At 21:02 Seth starts the new experiment based on the second hypothesis of dying an entire availability zone. This time, zone C is the targeted one and exactly as above, we write the script to kill zone C. Now if we go back to our EC2 instances group and refresh them, we’ll see as the Zone C is out of commission, the instance is Zone C is also killed. As a result, there is another instance beginning to form in Zone A to replace the one in Zone C. So, overall, there’s no impact on availability as we check on the website. This is the resilience we were talking about in the start using Chaos.
How the Lab Simulates Failure Events
From 24:55 Seth introduces us to yet other methods to write failure events. In ongoing session, we used the AWS command line interface but we can also do it in AWS SDK which uses Python and Java as its languages. We can also have PowerShell version which can use AWS PowerShell tools.
<But the fourth way we can simulate the events is not part of the lab environment. This one is using the AWS Systems Manager. Its main job is to run automations for us on AWS resources.
Making all of it Real
From 26:15 Seth gives all of it a reality touch and explains how reality might be different from what we’ve designed so far. We want to get close to production as possible. What will it look like? First of all, if we look at traffic patterns, which traffic I want to use to test Chaos Engineering on my workload? We could use actual user traffic and replay it. Another thing we can do is shadow testing. And also, we can test our production.
If we are looking at which type of environment, I am going to setup for Chaos Testing, AWS and AWS-Cloud is the best thing we can be provided with. Finally, we can talk about simulations. By definition they may not look like real thing so we need to be constantly looking at production. Looking how our system operates in production and when real time failures occur how did our system react to production. So always iterating and improving our events, so that our simulations are as close to production as possible.
What Should We do to Make Tests More Resilient Using Chaos Engineering?

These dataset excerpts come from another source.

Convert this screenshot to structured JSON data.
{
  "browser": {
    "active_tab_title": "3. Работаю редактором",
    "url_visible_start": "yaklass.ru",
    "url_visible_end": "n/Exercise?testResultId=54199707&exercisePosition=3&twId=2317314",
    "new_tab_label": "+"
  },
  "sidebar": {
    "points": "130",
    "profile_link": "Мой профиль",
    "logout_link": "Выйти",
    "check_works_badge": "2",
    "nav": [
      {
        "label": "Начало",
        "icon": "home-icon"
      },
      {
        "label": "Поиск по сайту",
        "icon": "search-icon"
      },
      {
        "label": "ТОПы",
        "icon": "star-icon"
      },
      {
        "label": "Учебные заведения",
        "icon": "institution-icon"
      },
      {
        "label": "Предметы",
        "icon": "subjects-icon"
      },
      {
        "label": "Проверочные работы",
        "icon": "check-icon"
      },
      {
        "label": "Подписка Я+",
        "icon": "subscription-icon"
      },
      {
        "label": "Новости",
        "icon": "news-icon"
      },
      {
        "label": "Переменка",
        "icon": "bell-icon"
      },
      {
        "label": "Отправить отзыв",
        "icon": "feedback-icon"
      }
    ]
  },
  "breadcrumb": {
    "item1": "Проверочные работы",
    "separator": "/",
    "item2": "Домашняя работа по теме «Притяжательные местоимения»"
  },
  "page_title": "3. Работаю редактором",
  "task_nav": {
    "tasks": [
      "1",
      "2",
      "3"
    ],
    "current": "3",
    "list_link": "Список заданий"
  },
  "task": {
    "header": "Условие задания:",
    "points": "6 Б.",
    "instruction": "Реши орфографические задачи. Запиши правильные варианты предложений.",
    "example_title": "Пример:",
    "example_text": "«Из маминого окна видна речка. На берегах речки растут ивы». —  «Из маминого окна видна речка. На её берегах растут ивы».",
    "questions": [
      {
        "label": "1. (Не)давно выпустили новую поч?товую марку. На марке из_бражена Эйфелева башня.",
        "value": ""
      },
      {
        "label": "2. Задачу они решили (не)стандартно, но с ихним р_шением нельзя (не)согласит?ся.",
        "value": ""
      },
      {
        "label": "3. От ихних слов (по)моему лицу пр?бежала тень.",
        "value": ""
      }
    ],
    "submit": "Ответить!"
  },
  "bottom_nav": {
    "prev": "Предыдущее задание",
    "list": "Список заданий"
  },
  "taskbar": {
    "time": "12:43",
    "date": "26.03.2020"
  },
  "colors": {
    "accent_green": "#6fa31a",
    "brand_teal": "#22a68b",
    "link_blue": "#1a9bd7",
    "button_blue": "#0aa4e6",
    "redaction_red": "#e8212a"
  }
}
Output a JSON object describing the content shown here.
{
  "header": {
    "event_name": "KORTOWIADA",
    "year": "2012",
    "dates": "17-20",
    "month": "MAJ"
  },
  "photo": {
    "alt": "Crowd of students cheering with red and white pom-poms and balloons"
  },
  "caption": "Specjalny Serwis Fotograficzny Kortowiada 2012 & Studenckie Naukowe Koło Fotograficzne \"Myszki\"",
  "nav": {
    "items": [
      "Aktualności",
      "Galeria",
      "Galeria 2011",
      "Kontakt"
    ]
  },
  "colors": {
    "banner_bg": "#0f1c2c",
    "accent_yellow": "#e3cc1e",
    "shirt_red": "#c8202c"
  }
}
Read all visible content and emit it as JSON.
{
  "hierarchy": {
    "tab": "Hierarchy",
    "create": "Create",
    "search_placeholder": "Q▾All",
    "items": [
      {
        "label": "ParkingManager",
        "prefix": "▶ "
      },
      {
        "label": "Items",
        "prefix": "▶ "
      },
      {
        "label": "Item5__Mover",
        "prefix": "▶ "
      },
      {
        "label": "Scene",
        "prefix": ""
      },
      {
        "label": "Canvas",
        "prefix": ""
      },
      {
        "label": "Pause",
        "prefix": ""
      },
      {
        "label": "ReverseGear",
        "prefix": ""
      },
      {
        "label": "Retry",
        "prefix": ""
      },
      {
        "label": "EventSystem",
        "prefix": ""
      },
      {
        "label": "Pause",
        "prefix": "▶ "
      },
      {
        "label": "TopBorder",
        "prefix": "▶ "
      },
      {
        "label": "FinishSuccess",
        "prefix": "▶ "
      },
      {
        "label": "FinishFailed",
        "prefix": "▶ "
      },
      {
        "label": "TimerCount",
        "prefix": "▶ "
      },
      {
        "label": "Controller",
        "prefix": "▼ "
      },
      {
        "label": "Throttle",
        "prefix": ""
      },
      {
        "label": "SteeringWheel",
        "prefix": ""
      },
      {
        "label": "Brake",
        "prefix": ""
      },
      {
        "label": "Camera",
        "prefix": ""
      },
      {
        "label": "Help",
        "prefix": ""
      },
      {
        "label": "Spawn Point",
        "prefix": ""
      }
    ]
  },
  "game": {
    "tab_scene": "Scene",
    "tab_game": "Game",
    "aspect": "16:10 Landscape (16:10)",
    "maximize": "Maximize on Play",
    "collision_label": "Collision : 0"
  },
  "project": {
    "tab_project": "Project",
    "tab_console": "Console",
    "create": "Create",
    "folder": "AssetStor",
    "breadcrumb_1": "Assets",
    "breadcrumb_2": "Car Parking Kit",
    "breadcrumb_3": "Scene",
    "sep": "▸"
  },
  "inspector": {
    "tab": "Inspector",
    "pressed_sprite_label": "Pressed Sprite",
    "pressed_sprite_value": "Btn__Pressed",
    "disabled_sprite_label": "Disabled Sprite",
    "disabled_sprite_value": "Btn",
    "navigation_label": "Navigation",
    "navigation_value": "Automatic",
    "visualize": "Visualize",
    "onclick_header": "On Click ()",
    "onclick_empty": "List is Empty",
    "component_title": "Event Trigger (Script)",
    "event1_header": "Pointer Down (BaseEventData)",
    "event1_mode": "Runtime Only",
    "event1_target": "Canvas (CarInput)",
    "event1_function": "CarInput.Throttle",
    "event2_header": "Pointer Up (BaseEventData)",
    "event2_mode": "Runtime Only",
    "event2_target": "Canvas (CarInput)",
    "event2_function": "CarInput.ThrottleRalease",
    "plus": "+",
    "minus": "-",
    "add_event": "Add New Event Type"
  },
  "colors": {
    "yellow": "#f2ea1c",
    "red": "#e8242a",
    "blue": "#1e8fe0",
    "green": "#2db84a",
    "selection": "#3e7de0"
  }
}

Wrapping up the Chaos Engineering, from 29:55 Seth wants us to run these types of tests on regular basis and automatically. Just like automatic recovery, the automatic testing should be automatic. The tests are:
- As part of CI/CD Pipeline
- Start with staging (test, pro-production) environments
- Consider which tests to run in production phase
- Test resiliency using Chaos Engineering
- Conduct Game Days regularly
In the closing, Seth clears doubt the word ‘Chaos’ in resiliency by quoting the authors of the book on Chaos Engineering. They say:
“This is not about making chaos. It is about making the chaos inherent in the system visible.”